Langenfeld: Rekordsaison erfreut Wasserski-Chef

Langenfeld : Rekordsaison erfreut Wasserski-Chef

500 Schulklassen, mehr als 1000 Gruppen: Die diesjährige Saison war für Wasserski-Betreiber Johannes Sühs rekordverdächtig. Obwohl es – im kalten Frühling – lange nicht so aussah.

500 Schulklassen, mehr als 1000 Gruppen: Die diesjährige Saison war für Wasserski-Betreiber Johannes Sühs rekordverdächtig. Obwohl es — im kalten Frühling — lange nicht so aussah.

Der Oktober wird für Wassersportler noch einmal zum wahren Wonnemonat. Wer in diesen Tagen auf der Webcam der Wasserskianlage im Ortsteil Berghausen das Treiben beobachtete, konnte glatt den Eindruck gewinnen, der Sommer 2013 feiere sein Comeback. "Wir hatten drei Bahnen ausgebucht", bestätigt Geschäftsführer Johannes Sühs diesen Eindruck im Gespräch mit der RP.

Der vergangene Mittwoch sei wie ein "Hochsommertag" gewesen. Dabei habe es zunächst lange Zeit nicht danach ausgesehen, dass die Saison gut verlaufe: "Bis in den Juni hinein war es so schlecht, dass wir nicht gedacht haben, das Minus noch einmal aufholen zu können."

Doch bereits jetzt, knapp einen Monat bevor die Saison am 1. Dezember ende, steht schon fest: 2013 war eine Rekordsaison. Auch der regnerische Herbst hält viele nicht davon ab, zu starten. "Nass wird man sowieso", sagt Sühs. Vor allem durch das Gruppengeschäft sei die Anlage wetterunabhängiger geworden. 500 Schulklassen und weit über 1000 Gruppen haben gebucht — zumeist weit im Voraus.

Manche kommen noch nicht einmal, um Wasserski oder Wakeboard zu fahren. Sühs: "Gerade für Firmen-Events oder Hochzeiten sind die Grillplätze mit Strandfeeling beliebt." Da die Trauung am Maledivenstrand "mit den Füßen im Wasser" für die wenigsten finanziell zu bewerkstelligen sei, werde die Simulation an den Seen mit der zertifiziert hervorragenden Wasserqualität immer öfter nachgefragt.

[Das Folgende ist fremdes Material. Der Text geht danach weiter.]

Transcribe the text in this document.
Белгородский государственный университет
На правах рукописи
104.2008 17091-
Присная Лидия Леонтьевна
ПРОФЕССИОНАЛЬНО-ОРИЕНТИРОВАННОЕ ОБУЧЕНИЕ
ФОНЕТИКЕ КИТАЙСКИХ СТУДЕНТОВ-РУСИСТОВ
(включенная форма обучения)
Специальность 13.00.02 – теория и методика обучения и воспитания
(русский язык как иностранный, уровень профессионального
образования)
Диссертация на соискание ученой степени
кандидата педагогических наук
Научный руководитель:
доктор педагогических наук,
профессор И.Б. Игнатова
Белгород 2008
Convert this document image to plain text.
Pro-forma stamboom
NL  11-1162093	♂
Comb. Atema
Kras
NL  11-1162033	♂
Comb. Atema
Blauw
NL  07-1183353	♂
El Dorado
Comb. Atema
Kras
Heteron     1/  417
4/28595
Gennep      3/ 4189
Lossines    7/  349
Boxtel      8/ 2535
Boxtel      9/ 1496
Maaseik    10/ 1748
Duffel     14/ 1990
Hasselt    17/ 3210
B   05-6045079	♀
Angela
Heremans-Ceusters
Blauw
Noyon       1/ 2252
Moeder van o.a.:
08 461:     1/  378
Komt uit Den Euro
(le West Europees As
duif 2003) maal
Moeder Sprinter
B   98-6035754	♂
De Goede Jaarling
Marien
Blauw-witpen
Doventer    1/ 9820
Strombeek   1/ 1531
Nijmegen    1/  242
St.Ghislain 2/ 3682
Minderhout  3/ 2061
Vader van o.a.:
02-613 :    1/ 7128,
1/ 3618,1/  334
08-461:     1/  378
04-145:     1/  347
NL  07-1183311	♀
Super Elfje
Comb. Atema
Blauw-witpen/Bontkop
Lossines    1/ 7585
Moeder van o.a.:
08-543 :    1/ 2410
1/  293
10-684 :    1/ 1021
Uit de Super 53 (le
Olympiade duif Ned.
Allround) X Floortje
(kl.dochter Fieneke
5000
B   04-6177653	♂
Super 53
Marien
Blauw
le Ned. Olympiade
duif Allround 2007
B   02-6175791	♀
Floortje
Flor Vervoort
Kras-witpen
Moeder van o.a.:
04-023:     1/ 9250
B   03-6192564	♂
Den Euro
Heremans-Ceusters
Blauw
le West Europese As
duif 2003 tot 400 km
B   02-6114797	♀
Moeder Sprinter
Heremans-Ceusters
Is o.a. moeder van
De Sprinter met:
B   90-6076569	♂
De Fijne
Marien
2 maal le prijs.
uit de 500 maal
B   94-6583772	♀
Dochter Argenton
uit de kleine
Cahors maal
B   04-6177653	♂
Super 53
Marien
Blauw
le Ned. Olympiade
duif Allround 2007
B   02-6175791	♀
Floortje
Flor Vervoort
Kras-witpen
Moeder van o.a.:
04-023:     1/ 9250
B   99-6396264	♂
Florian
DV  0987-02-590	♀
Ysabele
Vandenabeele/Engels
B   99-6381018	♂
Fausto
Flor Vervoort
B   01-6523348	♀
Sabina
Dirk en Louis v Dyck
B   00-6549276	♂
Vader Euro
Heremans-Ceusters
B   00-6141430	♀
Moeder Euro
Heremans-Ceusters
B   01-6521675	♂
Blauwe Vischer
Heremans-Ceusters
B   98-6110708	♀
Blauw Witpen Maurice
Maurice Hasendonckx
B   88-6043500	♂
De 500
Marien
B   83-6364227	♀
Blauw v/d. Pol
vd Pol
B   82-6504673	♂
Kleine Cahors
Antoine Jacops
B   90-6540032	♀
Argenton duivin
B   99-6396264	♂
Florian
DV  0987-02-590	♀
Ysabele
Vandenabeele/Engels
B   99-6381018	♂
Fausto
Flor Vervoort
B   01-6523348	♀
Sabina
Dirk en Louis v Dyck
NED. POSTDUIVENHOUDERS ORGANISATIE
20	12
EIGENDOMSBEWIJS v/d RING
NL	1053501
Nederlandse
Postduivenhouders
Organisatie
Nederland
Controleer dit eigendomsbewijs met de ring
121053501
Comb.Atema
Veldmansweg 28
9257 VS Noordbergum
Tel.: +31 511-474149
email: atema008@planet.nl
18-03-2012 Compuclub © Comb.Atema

Zudem sprächen die rückläufigen Zahlen der Reiseveranstalter dafür, dass immer mehr Familien den Urlaub am See bevorzugten. "Und die Sommerferien waren ja durchgängig schön. Viel wachsen können wir jedenfalls nicht mehr." Jetzt, in den Herbstferien, kämen viele Schüler wieder, die bereits in den großen Ferien erste Erfahrungen auf den Boards gemacht hätten.

Während der Schule bleibe einfach zu wenig Zeit, um ans Fahren zu kommen, was jetzt — zu günstigen Konditionen — nachgeholt werden könne. Vor allem das Gruppengeschäft trage über meteorologisch dürftigere Perioden.

Auch die angegliederte Gastronomie habe sich rasch vom schlechten Start erholt. Bei gutem Wetter kämen ja auch immer Nicht-Wassersportler auf einen Cocktail; oder um einen Happen zu essen: "Das sind dann die mit der meisten Schadenfreude. Dabei trauen sie sich nur nicht, es selbst zu versuchen." Damit sich das ändert, gibt es jetzt zwei Minibahnen, bei der Anfänger unter fachkundiger Anleitung unter sich üben können.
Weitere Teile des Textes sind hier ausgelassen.